Tra le condizioni da rispettare affinché Torino possa giovare del finanziamento governativo straordinario di 70 milioni di euro, stanziati per risanare le casse del Comune, la più discussa è sicuramente quella che riguarda l’aumento dell’aliquota Irpef, che non riguarderà tutta la cittadinanza ma soltanto coloro che guadagnano più di 120mila euro in un anno.
L’aliquota prevedrà un aumento dello 0,15% per tutti i torinesi che avranno un guadagno annuale compreso tra i 28 e i 50mila euro; l’aumento, invece, per chi ha un reddito superiore a 50mila euro sarà dello 0,25%. Sulla carta, i cambiamenti sono – seppur di modesta entità – certi per ogni lavoratore, non comporteranno alcuna differenza per tutti coloro che guadagnano fino a 120mila euro.
Le giustificazioni di Lo Russo sono state queste:”Come Città di Torino ci impegniamo nella politica di risanamento dei conti attraverso un contributo di solidarietà che chiederemo ai torinesi più ricchi attraverso un aumento dell’addizionale comunale Irpef sulle fasce di reddito più elevate; ci impegniamo a un recupero dell’evasione e a una valorizzazione e riorganizzazione del Comune che possa ottimizzare l’efficienza dei servizi andando nell’ottica del risparmio”.
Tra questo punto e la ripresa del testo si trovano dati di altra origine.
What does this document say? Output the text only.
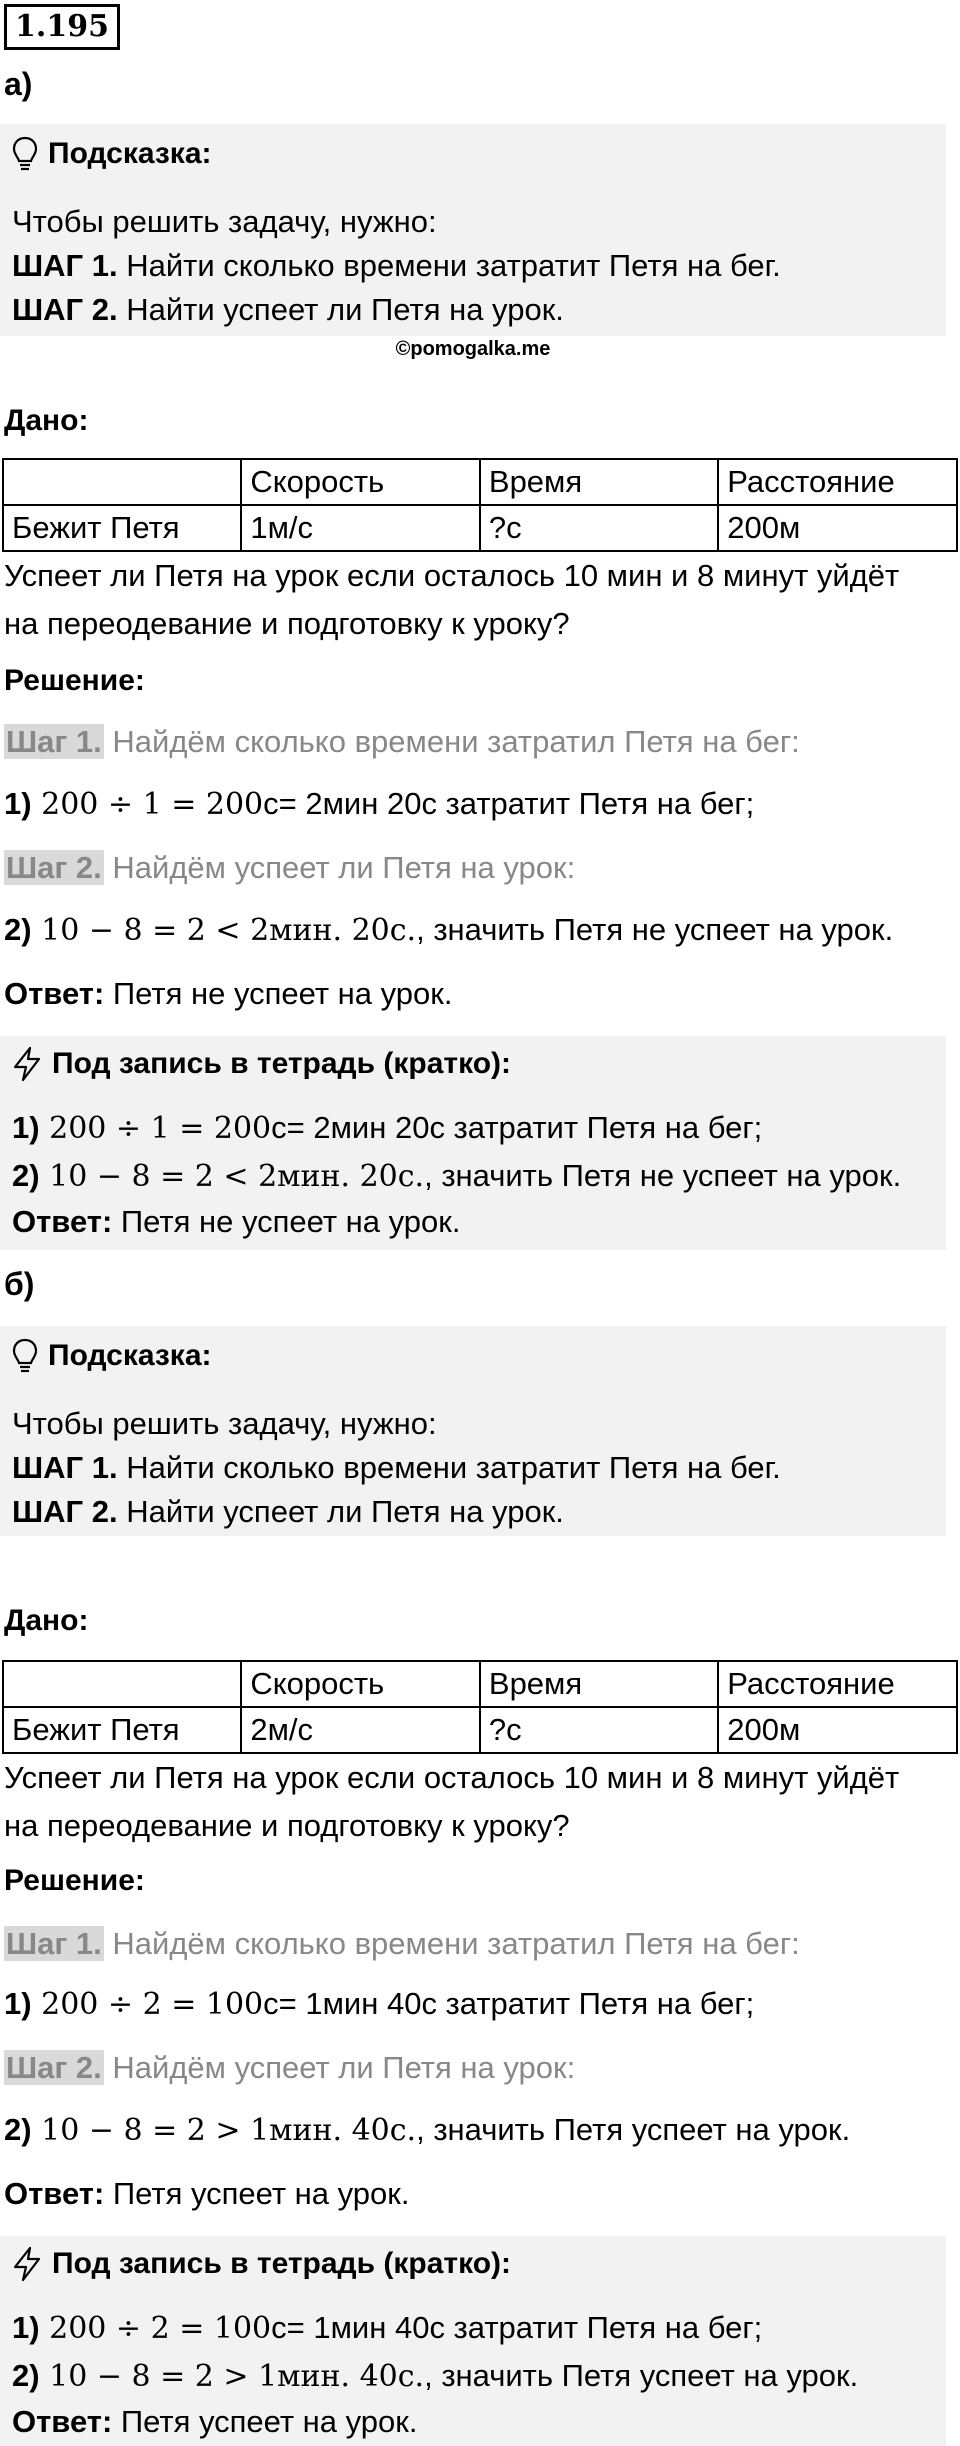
1.195
а)
Подсказка:
Чтобы решить задачу, нужно:
ШАГ 1. Найти сколько времени затратит Петя на бег.
ШАГ 2. Найти успеет ли Петя на урок.
©pomogalka.me
Дано:
	Скорость	Время	Расстояние
Бежит Петя	1м/с	?с	200м
Успеет ли Петя на урок если осталось 10 мин и 8 минут уйдёт
на переодевание и подготовку к уроку?
Решение:
Шаг 1. Найдём сколько времени затратил Петя на бег:
1) 200 ÷ 1 = 200с= 2мин 20с затратит Петя на бег;
Шаг 2. Найдём успеет ли Петя на урок:
2) 10 − 8 = 2 < 2мин. 20с., значить Петя не успеет на урок.
Ответ: Петя не успеет на урок.
Под запись в тетрадь (кратко):
1) 200 ÷ 1 = 200с= 2мин 20с затратит Петя на бег;
2) 10 − 8 = 2 < 2мин. 20с., значить Петя не успеет на урок.
Ответ: Петя не успеет на урок.
б)
Подсказка:
Чтобы решить задачу, нужно:
ШАГ 1. Найти сколько времени затратит Петя на бег.
ШАГ 2. Найти успеет ли Петя на урок.
Дано:
	Скорость	Время	Расстояние
Бежит Петя	2м/с	?с	200м
Успеет ли Петя на урок если осталось 10 мин и 8 минут уйдёт
на переодевание и подготовку к уроку?
Решение:
Шаг 1. Найдём сколько времени затратил Петя на бег:
1) 200 ÷ 2 = 100с= 1мин 40с затратит Петя на бег;
Шаг 2. Найдём успеет ли Петя на урок:
2) 10 − 8 = 2 > 1мин. 40с., значить Петя успеет на урок.
Ответ: Петя успеет на урок.
Под запись в тетрадь (кратко):
1) 200 ÷ 2 = 100с= 1мин 40с затратит Петя на бег;
2) 10 − 8 = 2 > 1мин. 40с., значить Петя успеет на урок.
Ответ: Петя успеет на урок.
Ma il sindaco Lo Russo rassicura, gli aumenti saranno compensati dalla riduzione delle tasse nazionali. Su 630mila contribuenti torinesi, saranno solo 12.500 quelli che si troveranno a pagare. Chi ha un reddito di 200mila euro pagherà per esempio circa 230 euro in più. Una decisione dettata da una serie di linee di indirizzo approvate dalla giunta nel pomeriggio con una delibera, che nasce da un patto con il governo: per ogni euro che il Comune trova il modo di mettere in cassa, lo Stato ce ne metterà altri quattro. Lo Russo si difende sostenendo che la scelta della giunta servirebbe a salvaguardare le fasce più deboli.